Para a maioria, embora o relacionamento apresentasse elementos comuns à união estável, como convivência duradoura, filho em comum, auxílio material e noivado, não ficou demonstrada a intenção atual de constituir família.
Prevaleceu o voto do ministro Ricardo Villas Bôas Cueva, acompanhado pelos ministros Humberto Martins e Moura Ribeiro. A relatora, ministra Nancy Andrighi, ficou vencida, acompanhada pela ministra Daniela Teixeira.
Voto da relatora
Ministra Nancy Andrighi votou pelo reconhecimento da união estável.
Para a ministra, não seria necessário reexaminar provas, mas apenas conferir nova qualificação jurídica aos fatos já reconhecidos pelas instâncias ordinárias.
Nancy destacou uma série de elementos que, em sua avaliação, demonstravam a existência de vida familiar: filho em comum; imóvel alugado pelo falecido para a moradia da mulher e da criança; indicação da recorrente como cônjuge ou companheira na declaração de Imposto de Renda; inclusão como beneficiária de seguro de vida; participação conjunta em festas e eventos familiares; e o noivado.
Ministra Daniela Teixeira acompanhou a relatora.
Divergência
Cueva ressaltou que a diferença entre namoro qualificado e união estável está justamente na presença desse elemento subjetivo.
Segundo o ministro, muitos namoros apresentam características objetivas semelhantes às da união estável, como convivência pública, contínua e duradoura. O que distingue uma relação da outra, afirmou, é a existência de uma família efetivamente constituída durante a convivência.
No caso, as instâncias ordinárias entenderam que havia intenção futura de constituir família, mas não uma comunhão de vida já estabelecida.
Entre os elementos considerados estavam o fato de o casal ter um filho, a existência de auxílio material prestado pelo falecido, o seguro de vida e o noivado.
Segundo Cueva, contudo, esses fatos não bastavam, isoladamente, para caracterizar união estável.

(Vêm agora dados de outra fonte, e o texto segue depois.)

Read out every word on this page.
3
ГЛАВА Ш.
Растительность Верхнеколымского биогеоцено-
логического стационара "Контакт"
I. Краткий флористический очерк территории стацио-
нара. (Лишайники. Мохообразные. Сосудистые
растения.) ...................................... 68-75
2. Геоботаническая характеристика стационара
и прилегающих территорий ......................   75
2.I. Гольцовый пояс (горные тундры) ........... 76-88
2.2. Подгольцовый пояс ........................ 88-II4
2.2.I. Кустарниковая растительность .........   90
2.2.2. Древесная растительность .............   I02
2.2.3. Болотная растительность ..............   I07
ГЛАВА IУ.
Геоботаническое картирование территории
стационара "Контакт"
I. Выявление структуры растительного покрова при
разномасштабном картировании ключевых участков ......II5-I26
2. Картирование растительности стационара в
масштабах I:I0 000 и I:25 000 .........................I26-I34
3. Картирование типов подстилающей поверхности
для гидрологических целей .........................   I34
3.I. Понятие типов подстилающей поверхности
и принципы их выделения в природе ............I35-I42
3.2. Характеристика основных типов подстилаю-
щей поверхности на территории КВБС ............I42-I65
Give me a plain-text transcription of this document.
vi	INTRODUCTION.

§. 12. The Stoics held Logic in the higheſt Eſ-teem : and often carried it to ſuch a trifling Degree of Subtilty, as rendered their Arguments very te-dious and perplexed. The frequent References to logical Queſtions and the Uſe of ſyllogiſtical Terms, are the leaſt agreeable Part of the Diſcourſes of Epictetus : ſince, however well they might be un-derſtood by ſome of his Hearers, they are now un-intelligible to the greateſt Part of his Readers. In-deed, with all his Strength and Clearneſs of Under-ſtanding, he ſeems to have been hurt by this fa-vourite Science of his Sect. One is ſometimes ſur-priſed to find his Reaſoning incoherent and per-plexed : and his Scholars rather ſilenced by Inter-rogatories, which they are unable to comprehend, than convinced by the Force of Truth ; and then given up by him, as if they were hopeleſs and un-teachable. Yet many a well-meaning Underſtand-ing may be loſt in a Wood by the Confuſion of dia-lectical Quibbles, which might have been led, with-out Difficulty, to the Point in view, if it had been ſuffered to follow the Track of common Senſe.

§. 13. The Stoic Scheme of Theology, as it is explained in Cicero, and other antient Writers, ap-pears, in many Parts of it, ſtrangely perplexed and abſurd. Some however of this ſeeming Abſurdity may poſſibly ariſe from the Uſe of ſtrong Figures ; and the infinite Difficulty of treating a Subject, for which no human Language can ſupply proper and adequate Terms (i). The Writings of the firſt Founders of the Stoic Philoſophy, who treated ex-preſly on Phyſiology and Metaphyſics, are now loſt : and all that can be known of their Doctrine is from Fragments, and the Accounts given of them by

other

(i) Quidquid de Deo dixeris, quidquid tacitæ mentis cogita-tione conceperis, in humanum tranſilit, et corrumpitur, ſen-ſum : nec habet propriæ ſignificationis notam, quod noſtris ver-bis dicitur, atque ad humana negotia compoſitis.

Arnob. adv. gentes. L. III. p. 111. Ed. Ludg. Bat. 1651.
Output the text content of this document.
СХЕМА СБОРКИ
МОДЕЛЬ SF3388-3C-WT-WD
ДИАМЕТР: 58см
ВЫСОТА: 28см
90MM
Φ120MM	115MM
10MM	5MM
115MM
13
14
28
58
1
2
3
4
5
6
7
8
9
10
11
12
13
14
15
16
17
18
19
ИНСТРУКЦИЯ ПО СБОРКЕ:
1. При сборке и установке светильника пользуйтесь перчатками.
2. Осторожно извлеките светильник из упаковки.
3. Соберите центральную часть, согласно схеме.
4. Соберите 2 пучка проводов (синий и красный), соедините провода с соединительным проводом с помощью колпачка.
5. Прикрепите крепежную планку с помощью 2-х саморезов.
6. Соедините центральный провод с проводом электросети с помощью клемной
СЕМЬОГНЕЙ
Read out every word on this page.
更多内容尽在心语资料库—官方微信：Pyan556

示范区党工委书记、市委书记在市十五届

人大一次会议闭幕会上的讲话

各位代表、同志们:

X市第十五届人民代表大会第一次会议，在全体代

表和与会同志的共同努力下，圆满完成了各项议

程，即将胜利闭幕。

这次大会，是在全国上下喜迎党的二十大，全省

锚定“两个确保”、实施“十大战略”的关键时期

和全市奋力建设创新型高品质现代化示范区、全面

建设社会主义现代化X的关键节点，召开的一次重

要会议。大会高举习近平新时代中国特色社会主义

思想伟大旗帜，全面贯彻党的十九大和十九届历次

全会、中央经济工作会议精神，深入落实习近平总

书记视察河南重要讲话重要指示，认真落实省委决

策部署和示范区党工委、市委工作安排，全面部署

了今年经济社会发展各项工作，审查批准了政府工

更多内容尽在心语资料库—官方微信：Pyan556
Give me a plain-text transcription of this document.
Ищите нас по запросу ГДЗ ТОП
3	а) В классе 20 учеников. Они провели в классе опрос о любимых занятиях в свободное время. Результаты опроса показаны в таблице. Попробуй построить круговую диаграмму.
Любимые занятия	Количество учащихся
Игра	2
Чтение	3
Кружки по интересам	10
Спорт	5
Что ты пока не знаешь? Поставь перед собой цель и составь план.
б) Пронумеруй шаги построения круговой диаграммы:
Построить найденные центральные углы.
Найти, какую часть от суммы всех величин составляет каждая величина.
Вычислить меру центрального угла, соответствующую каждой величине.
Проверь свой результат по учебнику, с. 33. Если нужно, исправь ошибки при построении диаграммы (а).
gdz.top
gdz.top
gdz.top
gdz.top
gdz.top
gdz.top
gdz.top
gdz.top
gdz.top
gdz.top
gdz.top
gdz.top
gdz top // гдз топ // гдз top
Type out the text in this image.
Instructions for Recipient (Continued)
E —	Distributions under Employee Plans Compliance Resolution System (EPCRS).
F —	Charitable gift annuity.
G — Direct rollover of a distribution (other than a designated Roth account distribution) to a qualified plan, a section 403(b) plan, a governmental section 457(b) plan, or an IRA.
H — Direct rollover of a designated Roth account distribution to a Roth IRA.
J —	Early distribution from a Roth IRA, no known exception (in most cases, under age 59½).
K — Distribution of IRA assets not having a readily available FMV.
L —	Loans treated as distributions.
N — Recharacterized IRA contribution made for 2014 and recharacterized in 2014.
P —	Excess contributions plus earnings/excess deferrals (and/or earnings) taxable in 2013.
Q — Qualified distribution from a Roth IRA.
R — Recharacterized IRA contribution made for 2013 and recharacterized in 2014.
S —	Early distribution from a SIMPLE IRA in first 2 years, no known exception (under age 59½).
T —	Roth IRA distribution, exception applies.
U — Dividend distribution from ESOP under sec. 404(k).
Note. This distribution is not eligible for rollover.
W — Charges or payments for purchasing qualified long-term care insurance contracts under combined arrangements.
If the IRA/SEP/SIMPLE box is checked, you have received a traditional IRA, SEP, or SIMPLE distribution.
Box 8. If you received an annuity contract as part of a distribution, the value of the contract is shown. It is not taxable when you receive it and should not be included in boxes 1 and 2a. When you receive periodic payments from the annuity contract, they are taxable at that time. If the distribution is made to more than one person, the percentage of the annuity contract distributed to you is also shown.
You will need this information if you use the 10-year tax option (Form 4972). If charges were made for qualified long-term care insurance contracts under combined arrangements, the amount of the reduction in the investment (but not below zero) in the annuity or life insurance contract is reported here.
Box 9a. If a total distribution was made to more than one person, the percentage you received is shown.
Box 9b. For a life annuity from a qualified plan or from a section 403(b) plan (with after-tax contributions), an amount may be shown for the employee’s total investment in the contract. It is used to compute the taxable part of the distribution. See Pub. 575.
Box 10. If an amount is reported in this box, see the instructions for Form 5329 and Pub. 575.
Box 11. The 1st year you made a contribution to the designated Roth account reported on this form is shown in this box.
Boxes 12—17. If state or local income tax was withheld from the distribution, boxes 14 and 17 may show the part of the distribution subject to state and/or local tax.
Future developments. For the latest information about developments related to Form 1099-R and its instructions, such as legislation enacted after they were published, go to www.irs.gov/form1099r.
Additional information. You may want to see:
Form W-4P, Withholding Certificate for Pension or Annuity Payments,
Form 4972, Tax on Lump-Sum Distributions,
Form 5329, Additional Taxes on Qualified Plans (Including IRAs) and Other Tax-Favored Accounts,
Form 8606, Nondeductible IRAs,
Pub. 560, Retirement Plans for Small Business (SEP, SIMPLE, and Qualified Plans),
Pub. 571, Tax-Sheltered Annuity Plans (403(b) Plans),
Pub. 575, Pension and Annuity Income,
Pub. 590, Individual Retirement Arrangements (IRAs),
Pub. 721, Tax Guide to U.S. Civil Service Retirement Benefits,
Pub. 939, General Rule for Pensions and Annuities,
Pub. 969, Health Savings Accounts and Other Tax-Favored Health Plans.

O ministro destacou que o contrato de aluguel firmado pelo falecido em favor da mulher poderia representar auxílio material em razão do filho em comum. Ressaltou ainda que a existência de prole não significa, por si só, intenção marital.
Também observou que, no seguro de vida, a recorrente não teria sido indicada especificamente no campo destinado à companheira.
Para a maioria, o próprio noivado reforçaria a conclusão de que havia um projeto futuro de constituição de família.
Cueva também destacou que as instâncias de origem não afastaram a união estável apenas pela ausência de coabitação ou de patrimônio comum, elementos que não são requisitos indispensáveis para o reconhecimento da relação.
Segundo o ministro, o conjunto probatório apontava também para ausência de publicidade da relação como se casados fossem e de intenção atual de constituir família.
Diante disso, entendeu que modificar a conclusão exigiria reexame de fatos e provas, vedado pela Súmula 7 do STJ.